Designing your company’s business cards, postcards, flyers and brochures may not be very difficult.

We realise that many of our customers have a good idea of what they want their design to look like, and can also write some compelling text. The problem is most online design software will not provide any guidance on how to set up your files for colour printing; and that can be a big problem, which you won’t discover until you submit your job for printing.

Our experience over the past 30 years is that most people don’t read the Supplying Artwork or FAQs. As soon as it looks good on their monitor, they submit their files for printing, which we covered in our blog ‘RGB vs CMYK’. You can save yourself a lot of time, money and aggravation if you learn a few print production rules.
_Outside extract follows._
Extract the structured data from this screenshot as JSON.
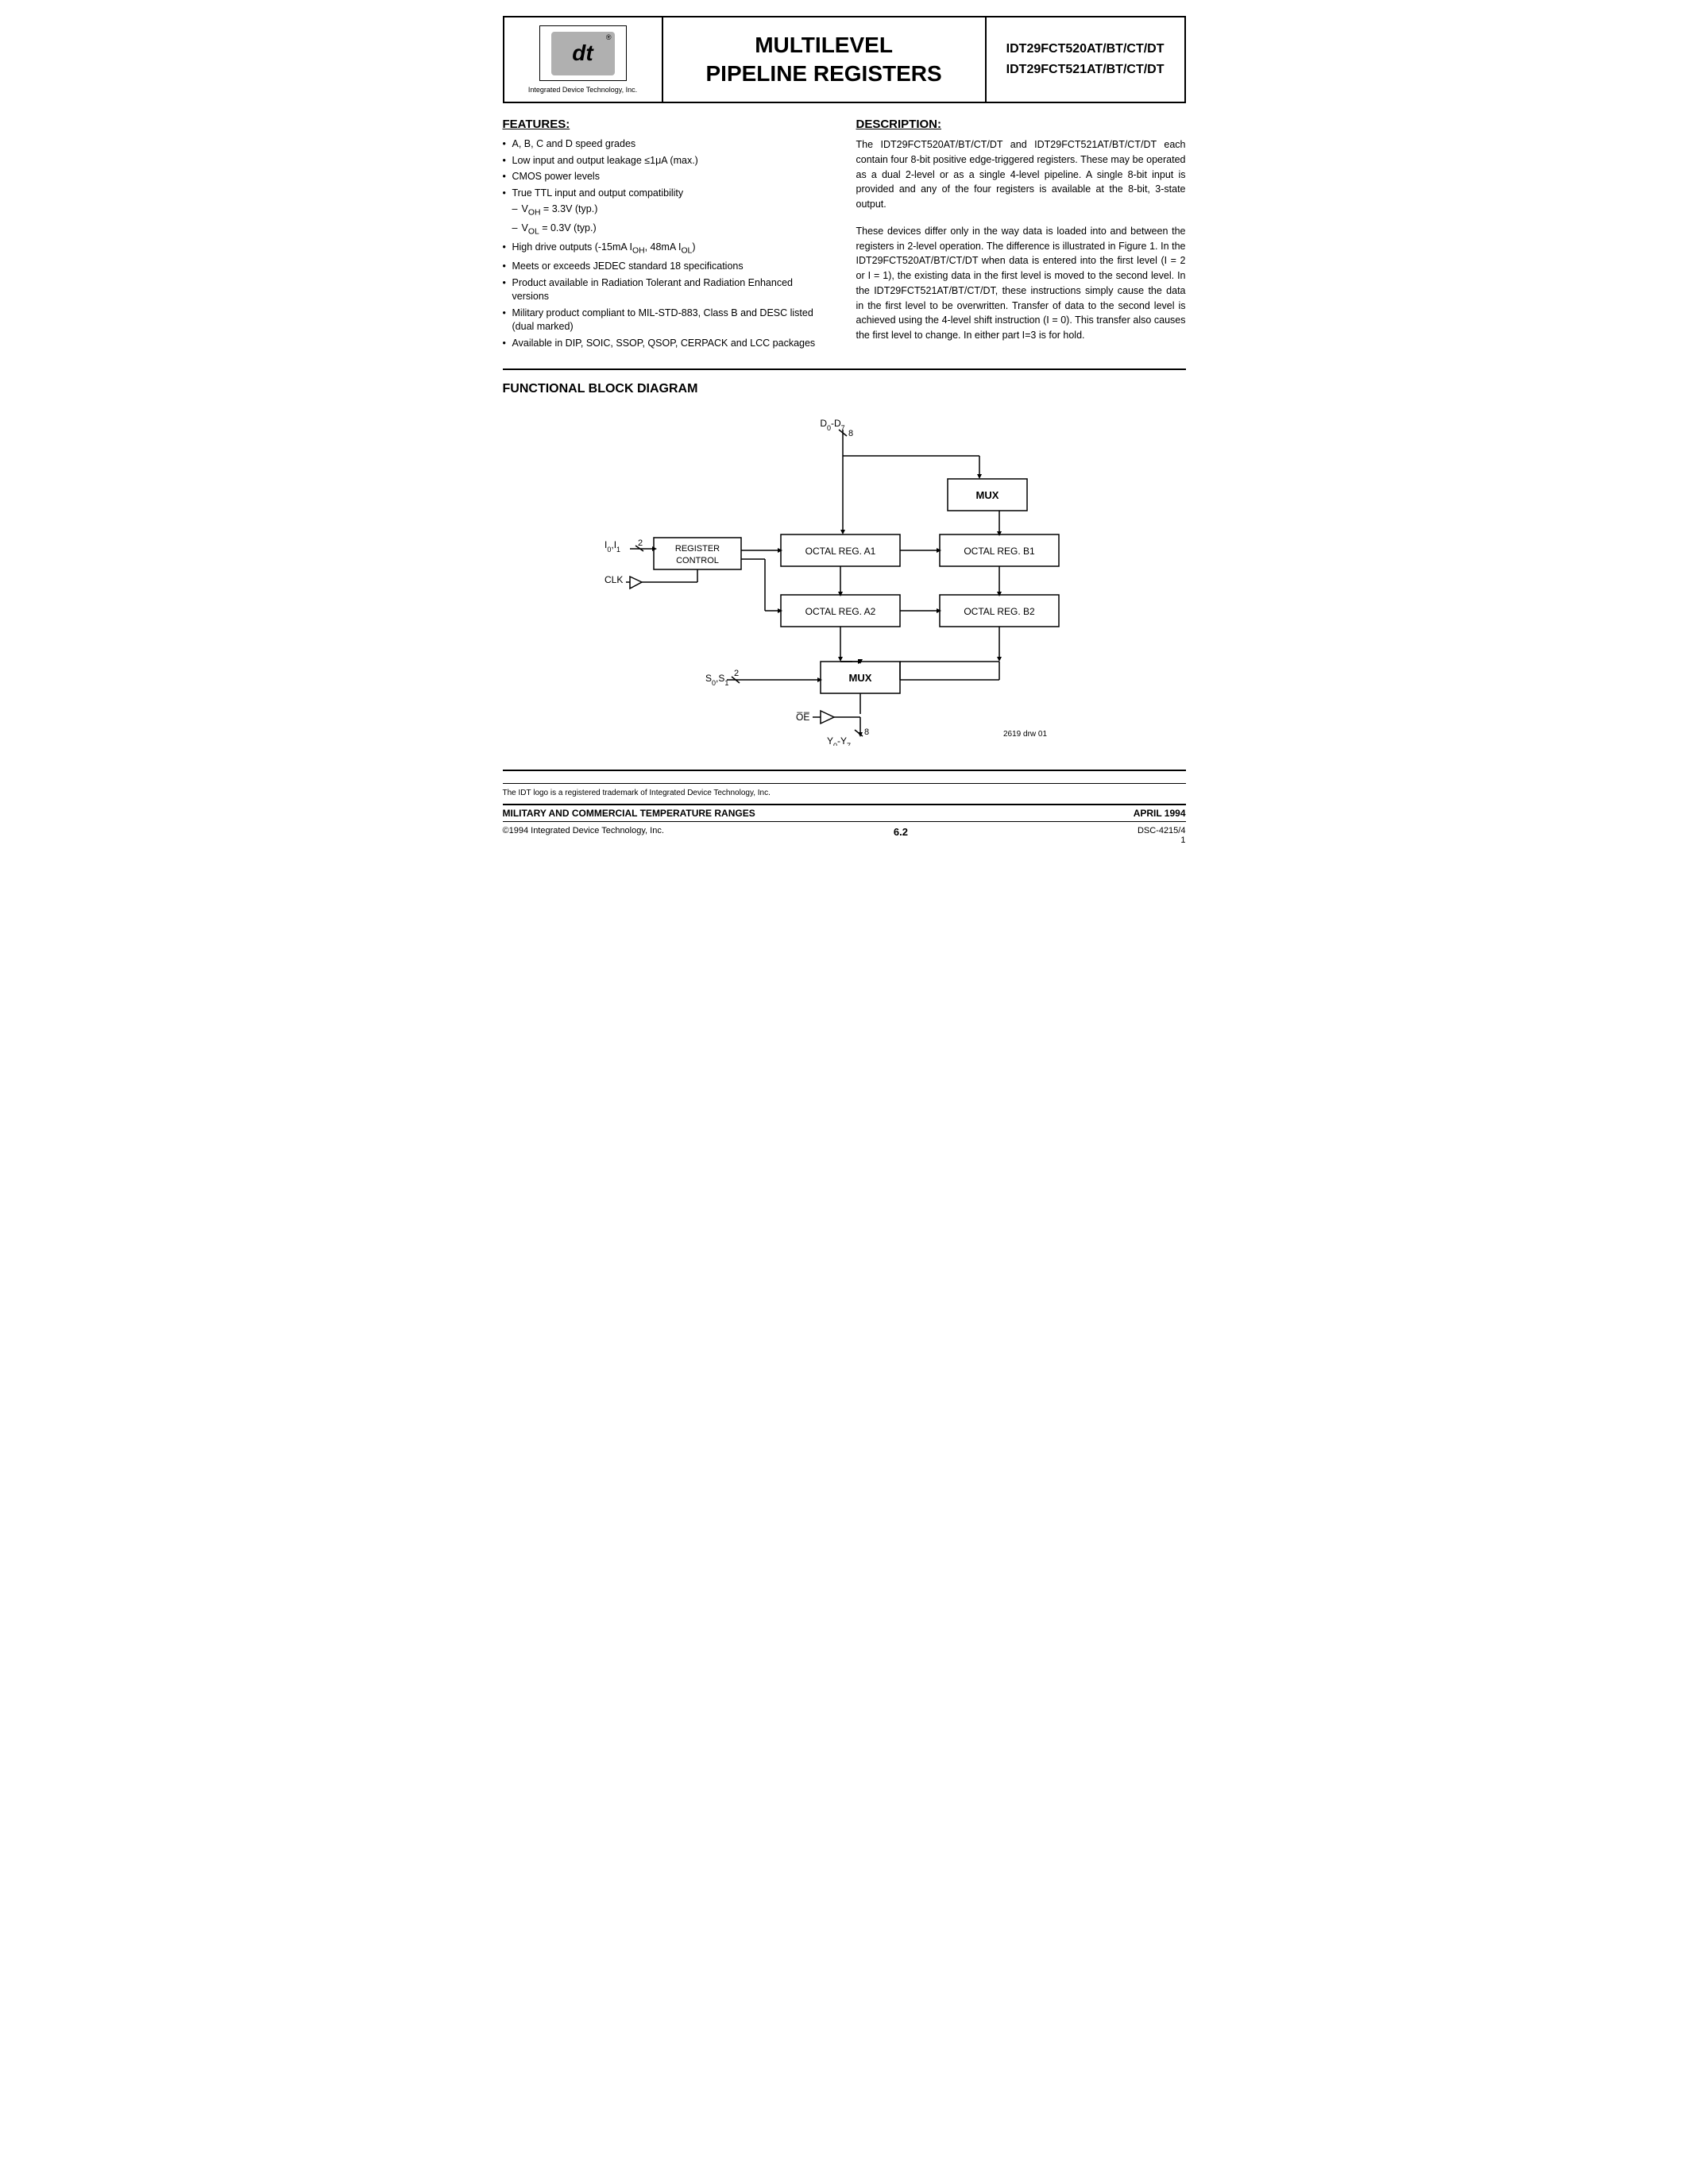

BEFORE uploading, be sure you have the following requirements for your file:

• RESOLUTION: Make sure all your images are 300 dpi or higher in order to produce the best detail. Anything less will result in poor quality. Although 72 dpi looks acceptable on your monitor, 72 dpi will result in poor image quality on printed products.
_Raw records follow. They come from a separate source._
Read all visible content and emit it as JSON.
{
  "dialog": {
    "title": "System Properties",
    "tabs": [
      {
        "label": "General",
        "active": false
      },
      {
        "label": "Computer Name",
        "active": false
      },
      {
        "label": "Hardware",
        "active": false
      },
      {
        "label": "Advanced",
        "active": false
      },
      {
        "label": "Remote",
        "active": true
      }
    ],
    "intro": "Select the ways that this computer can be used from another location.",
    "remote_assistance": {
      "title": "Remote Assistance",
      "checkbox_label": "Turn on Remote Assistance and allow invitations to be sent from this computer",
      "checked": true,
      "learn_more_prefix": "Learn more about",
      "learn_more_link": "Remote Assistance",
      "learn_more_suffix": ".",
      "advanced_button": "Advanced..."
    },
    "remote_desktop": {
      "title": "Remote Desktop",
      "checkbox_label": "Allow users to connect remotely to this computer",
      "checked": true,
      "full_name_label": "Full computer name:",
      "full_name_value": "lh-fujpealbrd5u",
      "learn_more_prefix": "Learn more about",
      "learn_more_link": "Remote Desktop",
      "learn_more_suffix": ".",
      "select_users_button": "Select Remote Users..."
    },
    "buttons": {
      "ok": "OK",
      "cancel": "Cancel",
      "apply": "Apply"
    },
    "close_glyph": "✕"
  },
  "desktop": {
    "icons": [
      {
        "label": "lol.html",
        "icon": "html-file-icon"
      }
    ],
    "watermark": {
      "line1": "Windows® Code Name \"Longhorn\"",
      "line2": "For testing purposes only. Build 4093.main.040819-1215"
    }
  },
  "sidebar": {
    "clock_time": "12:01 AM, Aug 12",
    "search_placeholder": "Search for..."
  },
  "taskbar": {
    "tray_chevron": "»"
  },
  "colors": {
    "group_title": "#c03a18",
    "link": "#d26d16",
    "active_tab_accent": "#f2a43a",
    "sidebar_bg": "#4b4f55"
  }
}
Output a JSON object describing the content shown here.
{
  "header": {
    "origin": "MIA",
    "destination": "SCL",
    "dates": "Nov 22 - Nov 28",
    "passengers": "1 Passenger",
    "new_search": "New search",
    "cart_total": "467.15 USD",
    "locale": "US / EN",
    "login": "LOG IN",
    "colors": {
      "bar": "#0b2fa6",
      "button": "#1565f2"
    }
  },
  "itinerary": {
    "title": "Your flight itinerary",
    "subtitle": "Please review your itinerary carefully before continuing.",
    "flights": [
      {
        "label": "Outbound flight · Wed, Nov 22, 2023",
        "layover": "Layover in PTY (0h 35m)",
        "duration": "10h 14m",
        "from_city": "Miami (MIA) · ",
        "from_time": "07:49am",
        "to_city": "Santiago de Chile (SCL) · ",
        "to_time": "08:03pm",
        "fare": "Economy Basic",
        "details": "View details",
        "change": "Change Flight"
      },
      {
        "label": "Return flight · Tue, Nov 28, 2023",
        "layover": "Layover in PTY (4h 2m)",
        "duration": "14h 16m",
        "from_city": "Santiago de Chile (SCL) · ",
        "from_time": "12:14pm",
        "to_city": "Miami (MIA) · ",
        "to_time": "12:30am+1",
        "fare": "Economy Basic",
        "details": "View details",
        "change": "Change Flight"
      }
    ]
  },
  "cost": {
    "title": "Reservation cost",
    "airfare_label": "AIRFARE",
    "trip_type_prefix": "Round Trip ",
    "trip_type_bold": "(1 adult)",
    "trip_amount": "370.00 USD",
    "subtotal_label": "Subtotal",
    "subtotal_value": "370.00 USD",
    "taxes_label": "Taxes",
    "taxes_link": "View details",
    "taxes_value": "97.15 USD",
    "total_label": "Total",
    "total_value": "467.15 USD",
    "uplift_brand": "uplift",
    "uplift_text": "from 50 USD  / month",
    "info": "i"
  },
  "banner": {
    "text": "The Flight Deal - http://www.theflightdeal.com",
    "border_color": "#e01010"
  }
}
• CMYK: All files must be CMYK (process colour). Do not use RGB, lab or any other colour system; they will not give a true representation of what will print.

RGB vs CMYK Printing

• FLATTEN FILES: If you work in Photoshop or other design software that uses layers, be sure to flatten your file before submitting to print.

• BLEED: If you want any of your printed pieces to print to the edge of the paper (BLEED), make sure you provide a minimum of 3mm extra image all around.

• SAFE AREA: Keep all borders, text and important images at least 5mm away from the edge of the trim.

• TRIM MARKS: Trim marks are extremely important on all jobs so the printer knows exactly how to cut the job, especially if you are using Scodix. They give the exact positioning you are requesting.

• RICH BLACK: Any black background should have these percentages (Cyan = 40, Magenta = 40, Yellow = 40, Key/Black = 100) in order to obtain a rich black. On your monitor, blacks will appear the same (tilt your screen and see how it changes) but when printed it will show dramatically different. Keep all type only 100% black (Cyan = 0, Magenta = 0, Yellow = 0, Key/Black = 100) especially font sizes under 28 pt for legibility.

 

• FONTS: Fonts are not needed with high-resolution PDF files (which is preferred). If fonts are not embedded, be sure to submit your fonts with your file. Fonts should be placed in its own folder.

• SCODIX (similar to Spot UV but better): To set up a Scodix file, an additional file (mask) must be created. This mask must be black and white with the area to be covered in SOLID black 100% (no gradients) and the rest, which will not have any Scodix, must be white. Scodix can add a lot of interest and can identify the printing as a premium piece of sales and marketing literature in the perception of the reader.

We know that nobody knows your business better than you. We also appreciate that many small business owners are saving money by writing and designing their own printed promotional marketing materials. However, if you want to save money, you can be your own designer; but hopefully by following the file requirements listed above will help you to achieve very high-quality, low-cost colour printing.